I need a little help to understand something. I have some modest experience in the 510k approval process, but I make no great claims of insight. In the late 90's as VP Marketing for a fiberoptics lighting company, I also headed up the medical device group, including the engineers. I oversaw various certifications, along with some FDA submissions. We submitted applications on behalf of ourselves. I believe the submissions also included manufacturing processes (but I could be wrong) and also included heat testing.
Could someone explain to me how one body applies for FDA approval on behalf of another body. The second body is the manufacturing, seller and patent holder. Exactly what vested interest does the first body (Battelle) have that allows them to submit? Could someone please clarify.

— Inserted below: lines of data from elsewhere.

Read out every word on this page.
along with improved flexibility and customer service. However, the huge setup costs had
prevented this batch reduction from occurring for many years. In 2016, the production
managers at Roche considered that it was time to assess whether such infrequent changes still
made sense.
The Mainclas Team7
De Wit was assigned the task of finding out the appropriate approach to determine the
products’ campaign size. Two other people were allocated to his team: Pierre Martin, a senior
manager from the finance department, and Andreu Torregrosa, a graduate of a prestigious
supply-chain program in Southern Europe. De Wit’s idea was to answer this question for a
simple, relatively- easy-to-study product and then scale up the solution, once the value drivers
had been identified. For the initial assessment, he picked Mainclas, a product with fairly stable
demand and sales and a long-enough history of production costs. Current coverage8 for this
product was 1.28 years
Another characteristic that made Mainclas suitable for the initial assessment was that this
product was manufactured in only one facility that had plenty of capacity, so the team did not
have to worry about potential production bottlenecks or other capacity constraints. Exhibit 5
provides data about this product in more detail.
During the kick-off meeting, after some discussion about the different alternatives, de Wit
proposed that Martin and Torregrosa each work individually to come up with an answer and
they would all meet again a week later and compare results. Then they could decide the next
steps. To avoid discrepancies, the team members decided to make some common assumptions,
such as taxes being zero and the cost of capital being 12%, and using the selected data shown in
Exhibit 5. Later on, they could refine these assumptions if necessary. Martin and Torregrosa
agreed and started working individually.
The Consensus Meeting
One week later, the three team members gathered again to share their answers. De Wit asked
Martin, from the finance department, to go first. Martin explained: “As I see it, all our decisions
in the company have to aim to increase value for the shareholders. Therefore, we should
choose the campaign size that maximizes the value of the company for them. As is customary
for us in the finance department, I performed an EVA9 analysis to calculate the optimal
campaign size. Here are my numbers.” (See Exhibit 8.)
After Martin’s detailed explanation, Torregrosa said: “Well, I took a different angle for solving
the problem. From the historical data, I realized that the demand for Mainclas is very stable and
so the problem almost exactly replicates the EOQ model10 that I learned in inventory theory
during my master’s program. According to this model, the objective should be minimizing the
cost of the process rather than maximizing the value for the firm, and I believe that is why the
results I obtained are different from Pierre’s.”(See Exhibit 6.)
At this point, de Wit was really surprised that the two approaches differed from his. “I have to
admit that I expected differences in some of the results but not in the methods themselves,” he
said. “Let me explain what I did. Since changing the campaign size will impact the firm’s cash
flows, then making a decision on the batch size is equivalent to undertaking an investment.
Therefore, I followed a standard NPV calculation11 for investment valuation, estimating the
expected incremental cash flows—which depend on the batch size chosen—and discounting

I too have no knowledge, but this is my guess. Like patents, 510k approvals are done by a government agency and must be in a very strict form and content in order to get approval. I am guessing that a company like nanologix would probably mess this up on their own, whereas Battelle knows what is going on, much like a patent law firm and can organize and submit these things correctly the first time, thus saving money and time in the long run for Nanologix.
dhw, my guess would be your best bet at an answer would be to ask the FDA that question. Don't ask about any specific companies just as a general question and see what kind of reply you get.
I have asked them a question before and they were very helpful.